Cet engouement vintage, William lui doit certainement une bonne partie de son succès. Malgré tout, il méprise un peu ce phénomène de mode. « Quand un truc devient à la mode, c’est un peu chiant car tu en as beaucoup qui commencent à faire de la merde ». Son problème, c’est que toute tendance vient aussi avec son lot d’imposteurs. « Ici, tu te bombardes coiffeur comme tu veux, alors il y a des nanas qui vont te faire deux rolls rétro et se prendre pour des spécialistes, mais par contre elles ne savent pas couper ». Les fausses pin-ups et l’amateurisme, William n’aime pas ça. « Parfois, il y a des idiotes qui nous demandent si on coupe les cheveux. Bah ouais ! Evidemment qu’on coupe les cheveux, c’est notre métier, on a une formation. »

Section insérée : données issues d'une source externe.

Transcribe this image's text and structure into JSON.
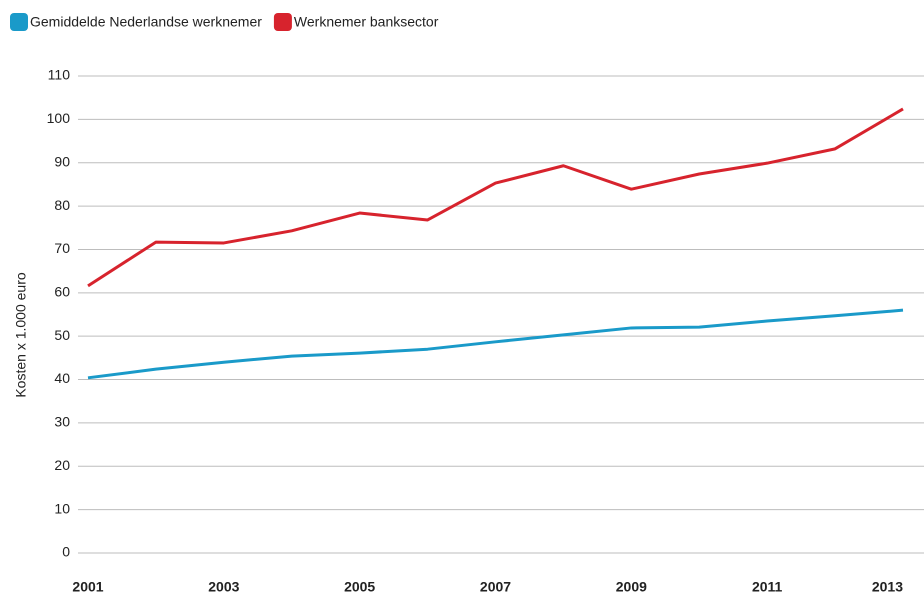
{
  "chart_data": {
    "type": "line",
    "ylabel": "Kosten x 1.000 euro",
    "x": [
      2001,
      2002,
      2003,
      2004,
      2005,
      2006,
      2007,
      2008,
      2009,
      2010,
      2011,
      2012,
      2013
    ],
    "xlim": [
      2001,
      2013
    ],
    "xticks": [
      2001,
      2003,
      2005,
      2007,
      2009,
      2011,
      2013
    ],
    "ylim": [
      0,
      110
    ],
    "yticks": [
      0,
      10,
      20,
      30,
      40,
      50,
      60,
      70,
      80,
      90,
      100,
      110
    ],
    "grid": true,
    "legend": "top-left",
    "series": [
      {
        "name": "Gemiddelde Nederlandse werknemer",
        "color": "#1a9ac9",
        "values": [
          40.4,
          42.4,
          44.0,
          45.4,
          46.1,
          47.0,
          48.7,
          50.3,
          51.9,
          52.1,
          53.5,
          54.7,
          56.0
        ]
      },
      {
        "name": "Werknemer banksector",
        "color": "#d7232d",
        "values": [
          61.6,
          71.7,
          71.5,
          74.3,
          78.4,
          76.8,
          85.3,
          89.3,
          83.9,
          87.4,
          89.9,
          93.2,
          102.4
        ]
      }
    ]
  }
}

William passe environ 35 minutes par tête, il structure sa coupe de manière à ce que ses clients arrivent à refaire le style, puis il passe l’autre moitié du temps à travailler les volumes avec de la cire capillaire qu’il appelle graisse, et ne lui parlez pas de gel ! « Je montre aux débutants comment faire ensuite pour appliquer la graisse et retrouver les bons volumes. » Pour les filles c’est pareil, ce qui importe c’est la coupe, le coiffage est éphémère. Si le style victory rolls et les chignons tiennent relativement bien, en moyenne trois jours, les crans à la Rita Hayworth en revanche seront effacés le lendemain. Une règle pour les filles tout de même, quand on vient se faire coiffer comme une pin-up, il faut agir comme telle. « Il y a beaucoup de nanas qui viennent se faire un nouveau style et quand Betty leur montre, elles ne peuvent plus se tenir, elles touchent leur cheveux ou se secouent la tête comme des lionnes. C’est tout lissé, tout cranté, il ne faut pas y toucher. Il faut se comporter comme une pin-up ! »
Bien qu’il ait construit son commerce et sa réputation sans l’aide d’un site internet, Mister Ducktail a quand même décidé d’ouvrir sa boutique en ligne et de commercialiser sa gamme de produits. C’est une entreprise française qui est venue à Londres avec l’idée de commercialiser sa graisse. Il vend aussi son shampooing à base de microbilles de silice pour retirer la graisse, des t-shirts et une bague en argent massif à son effigie et il prévoit même de se développer. Il parle d’agrandir son salon et de louer un autre local, plus tard, peut-être après l’heureux événement puisque Miss Betty est enceinte. En attendant, il lui reste du pain sur la planche et de nombreuses têtes à graisser, les trois rockers matinaux s’impatientent, Mister Ducktail reprend alors du ciseau pour opérer sa magie et remonter le temps.
Le petit coiffeur toulousain, ignoré à ses débuts, a fait de la route et gère aujourd’hui un business lucratif, prouvant une fois de plus qu’il est possible de commencer sans rien. « Au début, je n’avais pas d’argent. En France, ça avait du mal à se développer, maintenant je suis obligé de refuser des clients. » Idée originale et belle performance pour ce coiffeur au cœur de rocker qui avec son franc-parler, sa générosité et son professionnalisme a su se créer une communauté de réguliers. Alors si l’envie vous prenait d’aller vous faire graisser, vous savez où le trouver.